Podemos ver en estos ejemplos del pensamiento de Gutstein fuertes ecos de la hipótesis de la facilitación en la medicina osteopática.

El diagnóstico de miodisneuria de Gutstein se realizó de acuerdo con algunos de los siguientes criterios:

• suele haber un grado variable de tensión y contracción muscular, aunque a veces el tejido adyacente, aparentemente no afectado, es más doloroso

• sensibilidad a la presión o palpación de los músculos afectados y sus adjuntos

• hipertonicidad marcada puede requerir la aplicación de presión profunda para demostrar dolor.

En 1947, Travell y Bigelow presentaron pruebas que respaldaban gran parte de lo que había informado Gutstein (1944). Indicaron que los estímulos de alta intensidad de las áreas de activación activa producen, por reflejo, vasoconstricción prolongada con isquemia parcial en áreas localizadas del cerebro, médula espinal o estructuras nerviosas periféricas.

Entonces podría resultar en un patrón generalizado de disfunción, que afectaría a casi cualquier órgano del cuerpo. Estos primeros resultados de la investigación se correlacionan bien con la investigación moderna sobre la fibromialgia y la fatiga crónica y la hipótesis de los "trastornos de la red neuronal" según lo descrito por Goldstein (1996), y en la investigación británica y estadounidense que utiliza exploraciones SPECT, que muestran claramente que los déficits circulatorios graves ocurren en el tronco encefálico y en otras áreas del cerebro de la mayoría de las personas con SFC y FMS (Costa 1992).
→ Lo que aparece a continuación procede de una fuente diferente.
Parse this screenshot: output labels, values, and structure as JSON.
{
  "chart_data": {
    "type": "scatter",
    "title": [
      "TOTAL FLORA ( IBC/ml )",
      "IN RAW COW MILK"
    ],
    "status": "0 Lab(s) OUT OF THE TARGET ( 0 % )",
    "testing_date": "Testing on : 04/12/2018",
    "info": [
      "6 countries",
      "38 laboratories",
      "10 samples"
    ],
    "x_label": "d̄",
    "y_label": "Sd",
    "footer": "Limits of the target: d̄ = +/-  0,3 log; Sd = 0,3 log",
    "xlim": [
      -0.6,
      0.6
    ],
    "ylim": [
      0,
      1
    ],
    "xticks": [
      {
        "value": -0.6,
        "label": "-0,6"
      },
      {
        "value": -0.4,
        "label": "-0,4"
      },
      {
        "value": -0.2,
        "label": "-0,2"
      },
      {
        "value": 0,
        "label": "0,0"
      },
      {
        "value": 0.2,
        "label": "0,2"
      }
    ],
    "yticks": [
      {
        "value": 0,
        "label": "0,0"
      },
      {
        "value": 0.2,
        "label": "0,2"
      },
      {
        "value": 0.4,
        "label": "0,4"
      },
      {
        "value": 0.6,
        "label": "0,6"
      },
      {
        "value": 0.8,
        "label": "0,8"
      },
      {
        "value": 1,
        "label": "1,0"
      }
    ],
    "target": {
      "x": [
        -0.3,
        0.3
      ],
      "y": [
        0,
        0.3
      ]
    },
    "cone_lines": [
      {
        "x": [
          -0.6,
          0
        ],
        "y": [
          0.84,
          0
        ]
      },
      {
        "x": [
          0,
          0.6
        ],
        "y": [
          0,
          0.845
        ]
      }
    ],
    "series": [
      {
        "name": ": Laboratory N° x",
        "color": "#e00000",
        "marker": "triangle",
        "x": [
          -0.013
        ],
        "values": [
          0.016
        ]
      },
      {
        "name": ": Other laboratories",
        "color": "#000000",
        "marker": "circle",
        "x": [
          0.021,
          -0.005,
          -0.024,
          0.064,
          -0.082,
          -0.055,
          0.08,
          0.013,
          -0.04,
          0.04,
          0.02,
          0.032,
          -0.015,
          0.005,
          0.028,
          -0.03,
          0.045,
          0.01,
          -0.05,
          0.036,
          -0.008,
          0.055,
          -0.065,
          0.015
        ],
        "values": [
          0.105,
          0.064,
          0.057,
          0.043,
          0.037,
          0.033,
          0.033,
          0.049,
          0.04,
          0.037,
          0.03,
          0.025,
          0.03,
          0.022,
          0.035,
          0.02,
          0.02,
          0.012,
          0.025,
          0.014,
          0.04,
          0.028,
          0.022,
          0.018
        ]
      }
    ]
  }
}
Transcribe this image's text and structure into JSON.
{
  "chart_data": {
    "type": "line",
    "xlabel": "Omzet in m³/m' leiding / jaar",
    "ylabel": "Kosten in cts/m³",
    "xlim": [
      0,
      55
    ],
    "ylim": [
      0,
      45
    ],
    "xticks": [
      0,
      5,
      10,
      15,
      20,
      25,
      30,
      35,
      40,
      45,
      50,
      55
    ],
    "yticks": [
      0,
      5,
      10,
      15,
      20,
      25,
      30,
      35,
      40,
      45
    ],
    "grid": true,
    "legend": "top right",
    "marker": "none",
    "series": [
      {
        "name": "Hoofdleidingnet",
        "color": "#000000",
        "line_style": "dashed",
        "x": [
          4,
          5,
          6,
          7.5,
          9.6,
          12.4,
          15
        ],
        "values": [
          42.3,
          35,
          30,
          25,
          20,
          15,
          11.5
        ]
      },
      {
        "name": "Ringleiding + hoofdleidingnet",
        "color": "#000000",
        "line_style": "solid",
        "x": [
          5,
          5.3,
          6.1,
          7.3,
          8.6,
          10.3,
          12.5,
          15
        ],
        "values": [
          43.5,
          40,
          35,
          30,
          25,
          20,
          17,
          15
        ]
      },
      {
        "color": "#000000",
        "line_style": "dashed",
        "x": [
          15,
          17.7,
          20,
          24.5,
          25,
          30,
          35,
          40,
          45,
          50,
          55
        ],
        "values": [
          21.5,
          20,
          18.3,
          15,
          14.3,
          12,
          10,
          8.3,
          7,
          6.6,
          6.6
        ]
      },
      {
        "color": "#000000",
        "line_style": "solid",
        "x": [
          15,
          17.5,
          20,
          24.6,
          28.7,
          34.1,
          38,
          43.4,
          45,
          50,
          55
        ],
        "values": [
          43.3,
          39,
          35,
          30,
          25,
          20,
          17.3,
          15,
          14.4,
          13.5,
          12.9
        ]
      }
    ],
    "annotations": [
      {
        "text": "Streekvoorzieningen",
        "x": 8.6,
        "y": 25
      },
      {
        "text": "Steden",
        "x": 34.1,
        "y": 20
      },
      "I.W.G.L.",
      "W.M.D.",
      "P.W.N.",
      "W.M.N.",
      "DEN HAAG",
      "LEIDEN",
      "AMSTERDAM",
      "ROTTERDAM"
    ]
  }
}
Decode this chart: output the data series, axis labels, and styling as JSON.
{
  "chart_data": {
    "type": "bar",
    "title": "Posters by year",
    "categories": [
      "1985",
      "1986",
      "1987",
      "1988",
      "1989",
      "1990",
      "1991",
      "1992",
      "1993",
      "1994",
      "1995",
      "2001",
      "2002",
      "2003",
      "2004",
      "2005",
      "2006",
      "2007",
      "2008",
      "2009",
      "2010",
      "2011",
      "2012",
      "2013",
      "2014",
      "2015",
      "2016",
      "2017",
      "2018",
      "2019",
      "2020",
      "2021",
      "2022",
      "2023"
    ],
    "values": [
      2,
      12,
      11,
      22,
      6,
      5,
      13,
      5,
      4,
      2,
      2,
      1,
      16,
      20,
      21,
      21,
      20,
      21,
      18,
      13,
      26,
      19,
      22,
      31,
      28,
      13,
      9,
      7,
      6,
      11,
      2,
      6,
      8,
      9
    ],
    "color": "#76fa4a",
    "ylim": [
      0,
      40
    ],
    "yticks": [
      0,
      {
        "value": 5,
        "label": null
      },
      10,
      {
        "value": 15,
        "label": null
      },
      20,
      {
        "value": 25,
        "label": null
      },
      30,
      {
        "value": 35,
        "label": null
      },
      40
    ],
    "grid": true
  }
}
Fisiopatología de la fibromialgia/fibrositis/miodisneuria sugerida por Gutstein

Los cambios que ocurren en el tejido involucrado en el inicio de la miodeneuria /la fibromialgia, según Gutstein, se cree que se inician por predominio simpático localizado, asociado con cambios en la concentración de iones de hidrógeno y el equilibrio de calcio y sodio en los fluidos tisulares (Petersen 1934). Esto se asocia con vasoconstricción e hipoxia / isquemia. El dolor resultó, pensó, en estas alteraciones que afectan los sensores de dolor y los propioceptores.

El espasmo muscular y las contracciones tetánicas localizadas, nodulares y duras de los haces musculares, junto con la estimulación vasomotora y musculomotora, se intensificaron entre sí, creando un círculo vicioso de impulsos que se perpetúan a sí mismos (Bayer 1950). Entonces, patrones variados y complejos de síntomas referidos podrían resultar de tales áreas 'desencadenantes', así como dolor local y alteraciones menores. Pueden manifestarse sensaciones tales como dolor, dolor, sensibilidad, pesadez y cansancio, así como modificación de la actividad muscular debido a la contracción, lo que resulta en tirantez, rigidez, hinchazón, etc.

Está claro de este resumen de su trabajo que Gutstein estaba describiendo la fibromialgiay muchas de sus posibles características causales.

El Capítulo 2 examina qué es el FMS, además de lo que no es, con sugerencias para el diagnóstico diferencial.